Triangle Group
- Type: Private
- Industry: Tire manufacturing
- Founded: 1976; 50 years ago
- Headquarters: Weihai, Shandong, China
- Products: Passenger car tires, truck tires, winter tires, XC tires, construction equipment tires, bias tires, trailer tires
- Website: triangle.com.cn

= Triangle Group =

Chinese tire manufacturer

Triangle Group (三角輪胎; also known as Triangle Tyre) is a Chinese tire company that manufactures a range of tires for vehicles from passenger cars to construction equipment and tires fit for special purposes under the Triangle and DIAMONDBACK brands. As of 2015 it is the 14th largest tire maker in the world according to Tyres & Accessories.

==History==
Triangle Group was founded by the Weihai government in 1976. Lacking a car industry in China, the company supplied tiny tires to Indonesian street-sweepers rubbish carts in the following years. The company grew in size but did not make money until in 1993 with the installment of new management, Triangle reworked itself into a competitive enterprise. In making dramatic reforms, the company invested in new, more modern production and implemented strict workforce discipline. The restructuring would continue into the 2000s, when the company considered a public offering and so brought its accounting to developed world standards and continuously invested in more sophisticated manufacturing lines. These efforts to make itself a top league tire maker would be the subject of a profile article in The Economist during June 2008.

In recent years, the company has focused more on research and development, announcing a desire to become a technology leader, through research partnerships with universities. In 2011, it signed an agreement with the University of Akron to work together on polymer research and also opened an office in the same town of Akron, Ohio with plans for 30 employees. It partnered up in 2012 with the Harbin Institute of Technology to carry out research on designing and manufacturing tires for large-bodied aircraft, enabling Triangle to compete with two other companies in China that already produce such tires.

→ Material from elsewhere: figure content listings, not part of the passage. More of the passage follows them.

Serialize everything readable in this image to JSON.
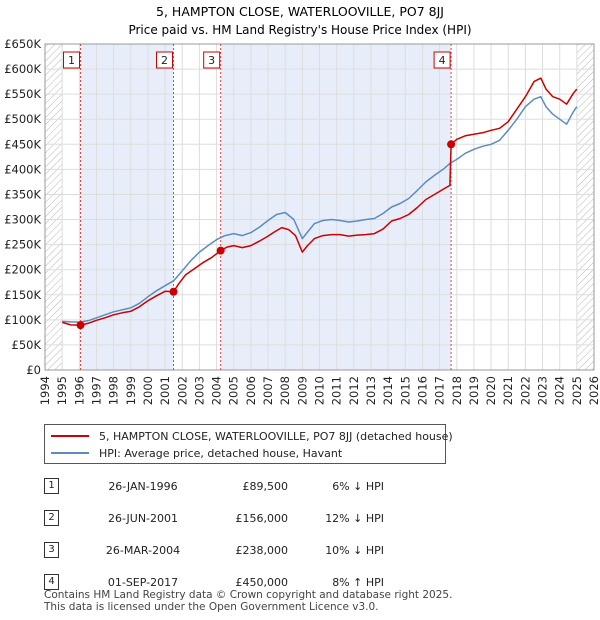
{
  "chart_data": {
    "type": "line",
    "title": "5, HAMPTON CLOSE, WATERLOOVILLE, PO7 8JJ",
    "subtitle": "Price paid vs. HM Land Registry's House Price Index (HPI)",
    "xlim": [
      1994,
      2026
    ],
    "ylim": [
      0,
      650000
    ],
    "x_ticks": [
      1994,
      1995,
      1996,
      1997,
      1998,
      1999,
      2000,
      2001,
      2002,
      2003,
      2004,
      2005,
      2006,
      2007,
      2008,
      2009,
      2010,
      2011,
      2012,
      2013,
      2014,
      2015,
      2016,
      2017,
      2018,
      2019,
      2020,
      2021,
      2022,
      2023,
      2024,
      2025,
      2026
    ],
    "y_ticks": [
      {
        "value": 0,
        "label": "£0"
      },
      {
        "value": 50000,
        "label": "£50K"
      },
      {
        "value": 100000,
        "label": "£100K"
      },
      {
        "value": 150000,
        "label": "£150K"
      },
      {
        "value": 200000,
        "label": "£200K"
      },
      {
        "value": 250000,
        "label": "£250K"
      },
      {
        "value": 300000,
        "label": "£300K"
      },
      {
        "value": 350000,
        "label": "£350K"
      },
      {
        "value": 400000,
        "label": "£400K"
      },
      {
        "value": 450000,
        "label": "£450K"
      },
      {
        "value": 500000,
        "label": "£500K"
      },
      {
        "value": 550000,
        "label": "£550K"
      },
      {
        "value": 600000,
        "label": "£600K"
      },
      {
        "value": 650000,
        "label": "£650K"
      }
    ],
    "hatch_before": 1995,
    "hatch_after": 2025,
    "shade_regions": [
      [
        1996.07,
        2001.49
      ],
      [
        2004.24,
        2017.67
      ]
    ],
    "series": [
      {
        "name": "5, HAMPTON CLOSE, WATERLOOVILLE, PO7 8JJ (detached house)",
        "color": "#cc0000",
        "x": [
          1995.0,
          1995.5,
          1996.07,
          1996.5,
          1997.0,
          1997.5,
          1998.0,
          1998.5,
          1999.0,
          1999.5,
          2000.0,
          2000.5,
          2001.0,
          2001.49,
          2001.8,
          2002.2,
          2002.7,
          2003.2,
          2003.7,
          2004.24,
          2004.6,
          2005.0,
          2005.5,
          2006.0,
          2006.5,
          2007.0,
          2007.4,
          2007.8,
          2008.2,
          2008.6,
          2009.0,
          2009.3,
          2009.7,
          2010.2,
          2010.7,
          2011.2,
          2011.7,
          2012.2,
          2012.7,
          2013.2,
          2013.7,
          2014.2,
          2014.7,
          2015.2,
          2015.7,
          2016.2,
          2016.7,
          2017.2,
          2017.6,
          2017.67,
          2018.0,
          2018.5,
          2019.0,
          2019.5,
          2020.0,
          2020.5,
          2021.0,
          2021.5,
          2022.0,
          2022.5,
          2022.9,
          2023.2,
          2023.6,
          2024.0,
          2024.4,
          2024.8,
          2025.0
        ],
        "values": [
          95000,
          90000,
          89500,
          93000,
          99000,
          104000,
          110000,
          114000,
          117000,
          126000,
          138000,
          148000,
          157000,
          156000,
          172000,
          190000,
          202000,
          214000,
          224000,
          238000,
          245000,
          248000,
          244000,
          248000,
          257000,
          267000,
          276000,
          284000,
          280000,
          268000,
          235000,
          248000,
          262000,
          268000,
          270000,
          270000,
          267000,
          269000,
          270000,
          272000,
          281000,
          297000,
          302000,
          310000,
          324000,
          340000,
          350000,
          360000,
          368000,
          450000,
          460000,
          467000,
          470000,
          473000,
          478000,
          482000,
          495000,
          520000,
          545000,
          575000,
          582000,
          560000,
          545000,
          540000,
          530000,
          552000,
          560000
        ]
      },
      {
        "name": "HPI: Average price, detached house, Havant",
        "color": "#5b8cc0",
        "x": [
          1995.0,
          1995.5,
          1996.0,
          1996.5,
          1997.0,
          1997.5,
          1998.0,
          1998.5,
          1999.0,
          1999.5,
          2000.0,
          2000.5,
          2001.0,
          2001.5,
          2002.0,
          2002.5,
          2003.0,
          2003.5,
          2004.0,
          2004.5,
          2005.0,
          2005.5,
          2006.0,
          2006.5,
          2007.0,
          2007.5,
          2008.0,
          2008.5,
          2009.0,
          2009.3,
          2009.7,
          2010.2,
          2010.7,
          2011.2,
          2011.7,
          2012.2,
          2012.7,
          2013.2,
          2013.7,
          2014.2,
          2014.7,
          2015.2,
          2015.7,
          2016.2,
          2016.7,
          2017.2,
          2017.6,
          2018.0,
          2018.5,
          2019.0,
          2019.5,
          2020.0,
          2020.5,
          2021.0,
          2021.5,
          2022.0,
          2022.5,
          2022.9,
          2023.2,
          2023.6,
          2024.0,
          2024.4,
          2024.8,
          2025.0
        ],
        "values": [
          97000,
          96000,
          95500,
          98000,
          104000,
          110000,
          116000,
          120000,
          124000,
          133000,
          146000,
          158000,
          168000,
          178000,
          198000,
          218000,
          235000,
          248000,
          260000,
          268000,
          272000,
          268000,
          274000,
          285000,
          298000,
          310000,
          314000,
          300000,
          262000,
          275000,
          292000,
          298000,
          300000,
          298000,
          295000,
          297000,
          300000,
          302000,
          312000,
          325000,
          332000,
          342000,
          358000,
          375000,
          388000,
          400000,
          412000,
          420000,
          432000,
          440000,
          446000,
          450000,
          458000,
          478000,
          500000,
          525000,
          540000,
          545000,
          525000,
          510000,
          500000,
          490000,
          515000,
          525000
        ]
      }
    ],
    "sale_points": [
      {
        "label": "1",
        "x": 1996.07,
        "value": 89500
      },
      {
        "label": "2",
        "x": 2001.49,
        "value": 156000
      },
      {
        "label": "3",
        "x": 2004.24,
        "value": 238000
      },
      {
        "label": "4",
        "x": 2017.67,
        "value": 450000
      }
    ],
    "marker_color": "#cc0000"
  },
  "legend": {
    "property_label": "5, HAMPTON CLOSE, WATERLOOVILLE, PO7 8JJ (detached house)",
    "hpi_label": "HPI: Average price, detached house, Havant"
  },
  "sales": [
    {
      "num": "1",
      "date": "26-JAN-1996",
      "price": "£89,500",
      "hpi": "6% ↓ HPI"
    },
    {
      "num": "2",
      "date": "26-JUN-2001",
      "price": "£156,000",
      "hpi": "12% ↓ HPI"
    },
    {
      "num": "3",
      "date": "26-MAR-2004",
      "price": "£238,000",
      "hpi": "10% ↓ HPI"
    },
    {
      "num": "4",
      "date": "01-SEP-2017",
      "price": "£450,000",
      "hpi": "8% ↑ HPI"
    }
  ],
  "footer": {
    "line1": "Contains HM Land Registry data © Crown copyright and database right 2025.",
    "line2": "This data is licensed under the Open Government Licence v3.0."
  }
}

In 2015, Triangle Group announced its first venture into the U.S. market with the opening of their new North American headquarters in Franklin, Tennessee inside the Nashville Metropolitan Area, and in late 2017 selected Edgecombe County, North Carolina as the location for its first manufacturing facility in the United States where it expects to manufacture six million tires annually. In May 2022 the company has scrapped a project due to "a change in investment environment" and other factors such as COVID.

==Plants==
All Triangle Tire factories are located in Weihai prefecture-level city, Shandong province, eastern China:

- Huasheng Plant specializes in the production of passenger vehicle tires and giant tires, radial tires engineering.
- Huamao Plant specializes in the production of commercial vehicle tires.
- Huayang Plant specializes in the production of high-performance tires for passenger cars and SUVs.
- Huada Plant specializes in tire retreading.
- Huaxin Plant specializes in bias tire engineering.

==Products==
The company works as a strategic partner and supplier to many overseas companies. It has struck partnerships with Caterpillar, Volvo, and Goodyear. In terms of market share success, the company's most dominant placement is in the off the road (OTR) category, which includes tires for mining, construction, and other industrial uses. It is the 4th largest manufacturer of OTR tires with the company shipping 90% of its OTR stock to export markets.

At the start of 2016, Triangle truck and bus tyres started being distributed by multinational distributor Zenises.

In December 2021 the company has launched a mobile app for Android and iOS smartphones. It includes all products for the European market, from passenger to TBR and earthmoving tires.